Plano prevê até US$ 100 bilhões em investimentos privados na recuperação da produção da Venezuela, que hoje bombeia um terço do volume dos anos 1990 em meio a infraestrutura sucateada.
O governo Trump pretende adotar novas medidas para afrouxar as sanções ao setor de petróleo da Venezuela, em um esforço para aumentar a produção de petróleo bruto enquanto a guerra no Irã faz os preços dispararem.
As ações, que podem ser anunciadas já nesta semana, incluem a emissão de mais licenças individuais permitindo que empresas estrangeiras atuem na Venezuela sem violar as sanções dos EUA, segundo pessoas familiarizadas com o plano, que pediram anonimato porque ele ainda não é público.
O governo também deve implementar um mecanismo mais amplo que facilite a entrada de um número maior de empresas na Venezuela, disseram as fontes. Não está claro se essa medida assumirá a forma de uma licença geral.
“O governo já emitiu diversas licenças gerais para facilitar o rápido progresso nas indústrias de mineração e energia”, afirmou a porta-voz da Casa Branca, Taylor Rogers, em comunicado. “Continuaremos a agir, quando necessário, para restaurar a paz e a prosperidade na Venezuela.”
Entre as empresas prestes a receber autorização do Departamento do Tesouro dos EUA para operar na Venezuela estão uma subsidiária da estatal indiana ONGC Videsh, a sueca Maha Capital, com sede em Estocolmo, e a J&F Investimentos, holding da brasileira JBS Foods Group, disseram algumas das pessoas.
O Departamento do Tesouro, a ONGC Videsh e a J&F não comentaram de imediato. A Maha recusou comentar.
Até agora, o governo Trump emitiu apenas um punhado de licenças como parte de seu plano para que empresas privadas invistam algo em torno de US$ 100 bilhões na próxima década para reconstruir o combalido setor de petróleo venezuelano. Entre as autorizadas estão Chevron, BP, Shell, Repsol, Eni e Maurel & Prom.
A guerra no Irã, no entanto, está pressionando Washington a acelerar os esforços na Venezuela, que abriga algumas das maiores reservas de petróleo do mundo. Os contratos futuros de petróleo no mercado global já saltaram mais de 40% desde que EUA e Israel lançaram os ataques, levando o preço da gasolina ao nível mais alto desde 2023.
Como outras interessadas em retornar ao país, a ONGC Videsh tem centenas de milhões de dólares a receber da estatal venezuelana Petróleos de Venezuela SA (PDVSA). A retomada das operações pode permitir que a companhia feche um acordo com a PDVSA para recuperar esses valores.

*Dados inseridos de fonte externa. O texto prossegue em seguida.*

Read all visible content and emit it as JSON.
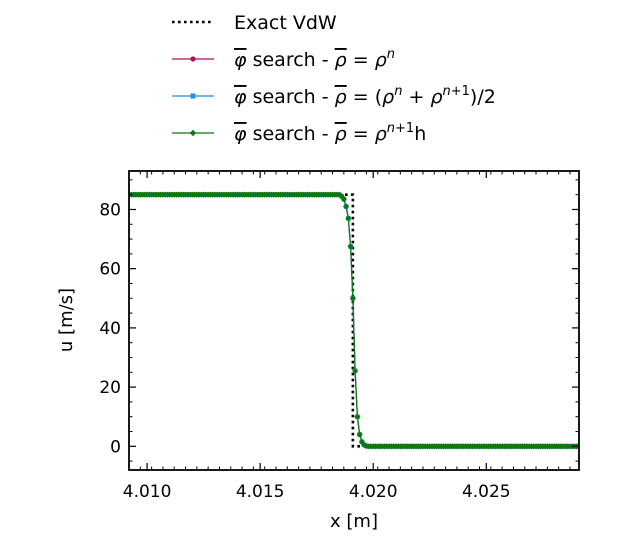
{
  "chart_data": {
    "type": "line",
    "xlabel": "x [m]",
    "ylabel": "u [m/s]",
    "xlim": [
      4.0092,
      4.0291
    ],
    "ylim": [
      -8,
      93
    ],
    "xticks": [
      4.01,
      4.015,
      4.02,
      4.025
    ],
    "xtick_labels": [
      "4.010",
      "4.015",
      "4.020",
      "4.025"
    ],
    "yticks": [
      0,
      20,
      40,
      60,
      80
    ],
    "ytick_labels": [
      "0",
      "20",
      "40",
      "60",
      "80"
    ],
    "grid": false,
    "legend_position": "top-center",
    "series": [
      {
        "name": "Exact VdW",
        "style": "dotted",
        "color": "#000000",
        "x": [
          4.0092,
          4.0188,
          4.0191,
          4.0191,
          4.0291
        ],
        "y": [
          85,
          85,
          85,
          0,
          0
        ]
      },
      {
        "name": "φ̄ search - ρ̄ = ρⁿ",
        "style": "line-circle",
        "color": "#b0105a",
        "x": [
          4.0092,
          4.0185,
          4.0186,
          4.0187,
          4.0188,
          4.0189,
          4.019,
          4.0191,
          4.0192,
          4.0193,
          4.0194,
          4.0195,
          4.0196,
          4.0197,
          4.0198,
          4.0291
        ],
        "y": [
          85,
          85,
          84.5,
          83.5,
          81,
          77,
          67.5,
          50,
          25.5,
          10,
          4,
          1.5,
          0.5,
          0.1,
          0,
          0
        ]
      },
      {
        "name": "φ̄ search - ρ̄ = (ρⁿ + ρⁿ⁺¹)/2",
        "style": "line-square",
        "color": "#1f8fe8",
        "x": [
          4.0092,
          4.0185,
          4.0186,
          4.0187,
          4.0188,
          4.0189,
          4.019,
          4.0191,
          4.0192,
          4.0193,
          4.0194,
          4.0195,
          4.0196,
          4.0197,
          4.0198,
          4.0291
        ],
        "y": [
          85,
          85,
          84.5,
          83.5,
          81,
          77,
          67.5,
          50,
          25.5,
          10,
          4,
          1.5,
          0.5,
          0.1,
          0,
          0
        ]
      },
      {
        "name": "φ̄ search - ρ̄ = ρⁿ⁺¹h",
        "style": "line-diamond",
        "color": "#0c7a0c",
        "x": [
          4.0092,
          4.0185,
          4.0186,
          4.0187,
          4.0188,
          4.0189,
          4.019,
          4.0191,
          4.0192,
          4.0193,
          4.0194,
          4.0195,
          4.0196,
          4.0197,
          4.0198,
          4.0291
        ],
        "y": [
          85,
          85,
          84.5,
          83.5,
          81,
          77,
          67.5,
          50,
          25.5,
          10,
          4,
          1.5,
          0.5,
          0.1,
          0,
          0
        ]
      }
    ]
  }
}
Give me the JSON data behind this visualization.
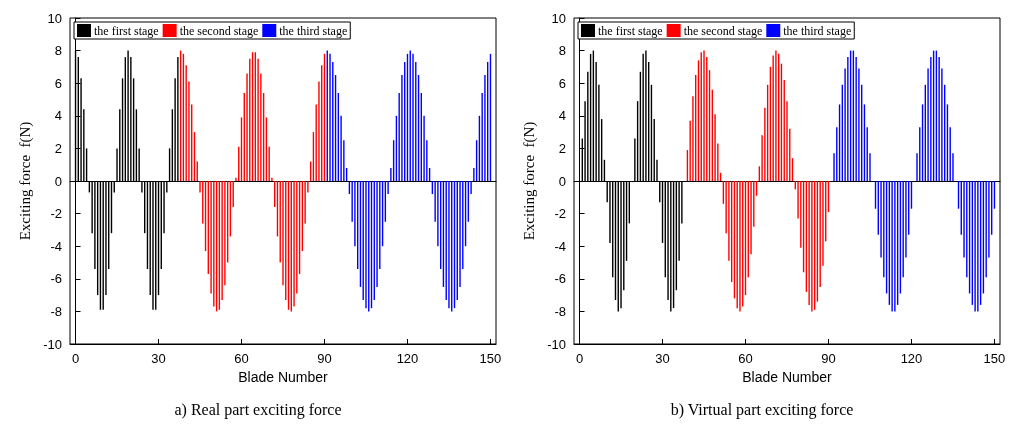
{
  "chart_data": [
    {
      "type": "bar",
      "title": "a) Real part exciting force",
      "xlabel": "Blade Number",
      "ylabel": "Exciting force  f(N)",
      "xlim": [
        -2,
        152
      ],
      "xticks": [
        0,
        30,
        60,
        90,
        120,
        150
      ],
      "ylim": [
        -10,
        10
      ],
      "yticks": [
        -10,
        -8,
        -6,
        -4,
        -2,
        0,
        2,
        4,
        6,
        8,
        10
      ],
      "legend": "top left",
      "series": [
        {
          "name": "the first stage",
          "color": "#000000",
          "x": [
            0,
            1,
            2,
            3,
            4,
            5,
            6,
            7,
            8,
            9,
            10,
            11,
            12,
            13,
            14,
            15,
            16,
            17,
            18,
            19,
            20,
            21,
            22,
            23,
            24,
            25,
            26,
            27,
            28,
            29,
            30,
            31,
            32,
            33,
            34,
            35,
            36,
            37
          ],
          "values": [
            8.0,
            7.6,
            6.3,
            4.4,
            2.0,
            -0.7,
            -3.2,
            -5.4,
            -7.0,
            -7.9,
            -7.9,
            -7.0,
            -5.4,
            -3.2,
            -0.7,
            2.0,
            4.4,
            6.3,
            7.6,
            8.0,
            7.6,
            6.3,
            4.4,
            2.0,
            -0.7,
            -3.2,
            -5.4,
            -7.0,
            -7.9,
            -7.9,
            -7.0,
            -5.4,
            -3.2,
            -0.7,
            2.0,
            4.4,
            6.3,
            7.6
          ]
        },
        {
          "name": "the second stage",
          "color": "#ff0000",
          "x": [
            38,
            39,
            40,
            41,
            42,
            43,
            44,
            45,
            46,
            47,
            48,
            49,
            50,
            51,
            52,
            53,
            54,
            55,
            56,
            57,
            58,
            59,
            60,
            61,
            62,
            63,
            64,
            65,
            66,
            67,
            68,
            69,
            70,
            71,
            72,
            73,
            74,
            75,
            76,
            77,
            78,
            79,
            80,
            81,
            82,
            83,
            84,
            85,
            86,
            87,
            88,
            89,
            90
          ],
          "values": [
            8.0,
            7.8,
            7.1,
            6.1,
            4.7,
            3.0,
            1.2,
            -0.7,
            -2.6,
            -4.3,
            -5.7,
            -6.9,
            -7.7,
            -8.0,
            -7.9,
            -7.3,
            -6.4,
            -5.0,
            -3.4,
            -1.6,
            0.2,
            2.1,
            3.9,
            5.4,
            6.6,
            7.5,
            7.9,
            7.9,
            7.5,
            6.6,
            5.4,
            3.9,
            2.1,
            0.2,
            -1.6,
            -3.4,
            -5.0,
            -6.4,
            -7.3,
            -7.9,
            -8.0,
            -7.7,
            -6.9,
            -5.7,
            -4.3,
            -2.6,
            -0.7,
            1.2,
            3.0,
            4.7,
            6.1,
            7.1,
            7.8
          ]
        },
        {
          "name": "the third stage",
          "color": "#0000ff",
          "x": [
            91,
            92,
            93,
            94,
            95,
            96,
            97,
            98,
            99,
            100,
            101,
            102,
            103,
            104,
            105,
            106,
            107,
            108,
            109,
            110,
            111,
            112,
            113,
            114,
            115,
            116,
            117,
            118,
            119,
            120,
            121,
            122,
            123,
            124,
            125,
            126,
            127,
            128,
            129,
            130,
            131,
            132,
            133,
            134,
            135,
            136,
            137,
            138,
            139,
            140,
            141,
            142,
            143,
            144,
            145,
            146,
            147,
            148,
            149,
            150
          ],
          "values": [
            8.0,
            7.8,
            7.3,
            6.5,
            5.4,
            4.0,
            2.5,
            0.8,
            -0.8,
            -2.5,
            -4.0,
            -5.4,
            -6.5,
            -7.3,
            -7.8,
            -8.0,
            -7.8,
            -7.3,
            -6.5,
            -5.4,
            -4.0,
            -2.5,
            -0.8,
            0.8,
            2.5,
            4.0,
            5.4,
            6.5,
            7.3,
            7.8,
            8.0,
            7.8,
            7.3,
            6.5,
            5.4,
            4.0,
            2.5,
            0.8,
            -0.8,
            -2.5,
            -4.0,
            -5.4,
            -6.5,
            -7.3,
            -7.8,
            -8.0,
            -7.8,
            -7.3,
            -6.5,
            -5.4,
            -4.0,
            -2.5,
            -0.8,
            0.8,
            2.5,
            4.0,
            5.4,
            6.5,
            7.3,
            7.8
          ]
        }
      ]
    },
    {
      "type": "bar",
      "title": "b) Virtual part exciting force",
      "xlabel": "Blade Number",
      "ylabel": "Exciting force  f(N)",
      "xlim": [
        -2,
        152
      ],
      "xticks": [
        0,
        30,
        60,
        90,
        120,
        150
      ],
      "ylim": [
        -10,
        10
      ],
      "yticks": [
        -10,
        -8,
        -6,
        -4,
        -2,
        0,
        2,
        4,
        6,
        8,
        10
      ],
      "legend": "top left",
      "series": [
        {
          "name": "the first stage",
          "color": "#000000",
          "x": [
            0,
            1,
            2,
            3,
            4,
            5,
            6,
            7,
            8,
            9,
            10,
            11,
            12,
            13,
            14,
            15,
            16,
            17,
            18,
            19,
            20,
            21,
            22,
            23,
            24,
            25,
            26,
            27,
            28,
            29,
            30,
            31,
            32,
            33,
            34,
            35,
            36,
            37
          ],
          "values": [
            0.0,
            2.6,
            4.9,
            6.7,
            7.8,
            8.0,
            7.3,
            5.9,
            3.8,
            1.3,
            -1.3,
            -3.8,
            -5.9,
            -7.3,
            -8.0,
            -7.8,
            -6.7,
            -4.9,
            -2.6,
            0.0,
            2.6,
            4.9,
            6.7,
            7.8,
            8.0,
            7.3,
            5.9,
            3.8,
            1.3,
            -1.3,
            -3.8,
            -5.9,
            -7.3,
            -8.0,
            -7.8,
            -6.7,
            -4.9,
            -2.6
          ]
        },
        {
          "name": "the second stage",
          "color": "#ff0000",
          "x": [
            38,
            39,
            40,
            41,
            42,
            43,
            44,
            45,
            46,
            47,
            48,
            49,
            50,
            51,
            52,
            53,
            54,
            55,
            56,
            57,
            58,
            59,
            60,
            61,
            62,
            63,
            64,
            65,
            66,
            67,
            68,
            69,
            70,
            71,
            72,
            73,
            74,
            75,
            76,
            77,
            78,
            79,
            80,
            81,
            82,
            83,
            84,
            85,
            86,
            87,
            88,
            89,
            90
          ],
          "values": [
            0.0,
            1.9,
            3.7,
            5.2,
            6.5,
            7.4,
            7.9,
            8.0,
            7.6,
            6.8,
            5.6,
            4.1,
            2.3,
            0.5,
            -1.4,
            -3.2,
            -4.9,
            -6.2,
            -7.2,
            -7.8,
            -8.0,
            -7.7,
            -7.0,
            -5.9,
            -4.5,
            -2.8,
            -0.9,
            0.9,
            2.8,
            4.5,
            5.9,
            7.0,
            7.7,
            8.0,
            7.8,
            7.2,
            6.2,
            4.9,
            3.2,
            1.4,
            -0.5,
            -2.3,
            -4.1,
            -5.6,
            -6.8,
            -7.6,
            -8.0,
            -7.9,
            -7.4,
            -6.5,
            -5.2,
            -3.7,
            -1.9
          ]
        },
        {
          "name": "the third stage",
          "color": "#0000ff",
          "x": [
            91,
            92,
            93,
            94,
            95,
            96,
            97,
            98,
            99,
            100,
            101,
            102,
            103,
            104,
            105,
            106,
            107,
            108,
            109,
            110,
            111,
            112,
            113,
            114,
            115,
            116,
            117,
            118,
            119,
            120,
            121,
            122,
            123,
            124,
            125,
            126,
            127,
            128,
            129,
            130,
            131,
            132,
            133,
            134,
            135,
            136,
            137,
            138,
            139,
            140,
            141,
            142,
            143,
            144,
            145,
            146,
            147,
            148,
            149,
            150
          ],
          "values": [
            0.0,
            1.7,
            3.3,
            4.7,
            5.9,
            6.9,
            7.6,
            8.0,
            8.0,
            7.6,
            6.9,
            5.9,
            4.7,
            3.3,
            1.7,
            0.0,
            -1.7,
            -3.3,
            -4.7,
            -5.9,
            -6.9,
            -7.6,
            -8.0,
            -8.0,
            -7.6,
            -6.9,
            -5.9,
            -4.7,
            -3.3,
            -1.7,
            0.0,
            1.7,
            3.3,
            4.7,
            5.9,
            6.9,
            7.6,
            8.0,
            8.0,
            7.6,
            6.9,
            5.9,
            4.7,
            3.3,
            1.7,
            0.0,
            -1.7,
            -3.3,
            -4.7,
            -5.9,
            -6.9,
            -7.6,
            -8.0,
            -8.0,
            -7.6,
            -6.9,
            -5.9,
            -4.7,
            -3.3,
            -1.7
          ]
        }
      ]
    }
  ]
}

Em teleconferência de resultados em 13 de fevereiro, o diretor financeiro da ONGC Videsh, Vivek Tongaonkar, disse que a empresa aguarda orientação do governo americano sobre a Venezuela, afirmando que “o movimento é em direção positiva”.
Não está claro se o alívio das sanções ao petróleo venezuelano resultará em aumento de produção no curto prazo. O país atualmente produz cerca de 1 milhão de barris por dia, um terço do pico registrado na década de 1990. A infraestrutura de energia se deteriorou significativamente desde então, em função de má gestão, falta de investimentos, corrupção e sanções.
Francisco Monaldi, diretor de política energética latino-americana no Baker Institute for Public Policy, da Universidade Rice, afirma que a Venezuela não tem condições de aumentar a produção rápido o suficiente para compensar a alta dos preços globais. Ele projeta um incremento de, no máximo, um terço da produção atual — cerca de 300 mil barris por dia — em 2026, o que seria uma gota no oceano da demanda mundial.
“É completamente marginal no curto prazo”, disse Monaldi em entrevista.
Ainda assim, o governo Trump vem tentando colocar mais petróleo no mercado de onde for possível. No início deste mês, aliviou temporariamente algumas sanções sobre o petróleo russo, numa tentativa de pressionar o presidente Vladimir Putin a encerrar a guerra na Ucrânia. Também reduziu, por ora, a pressão para que a Índia pare de comprar petróleo russo.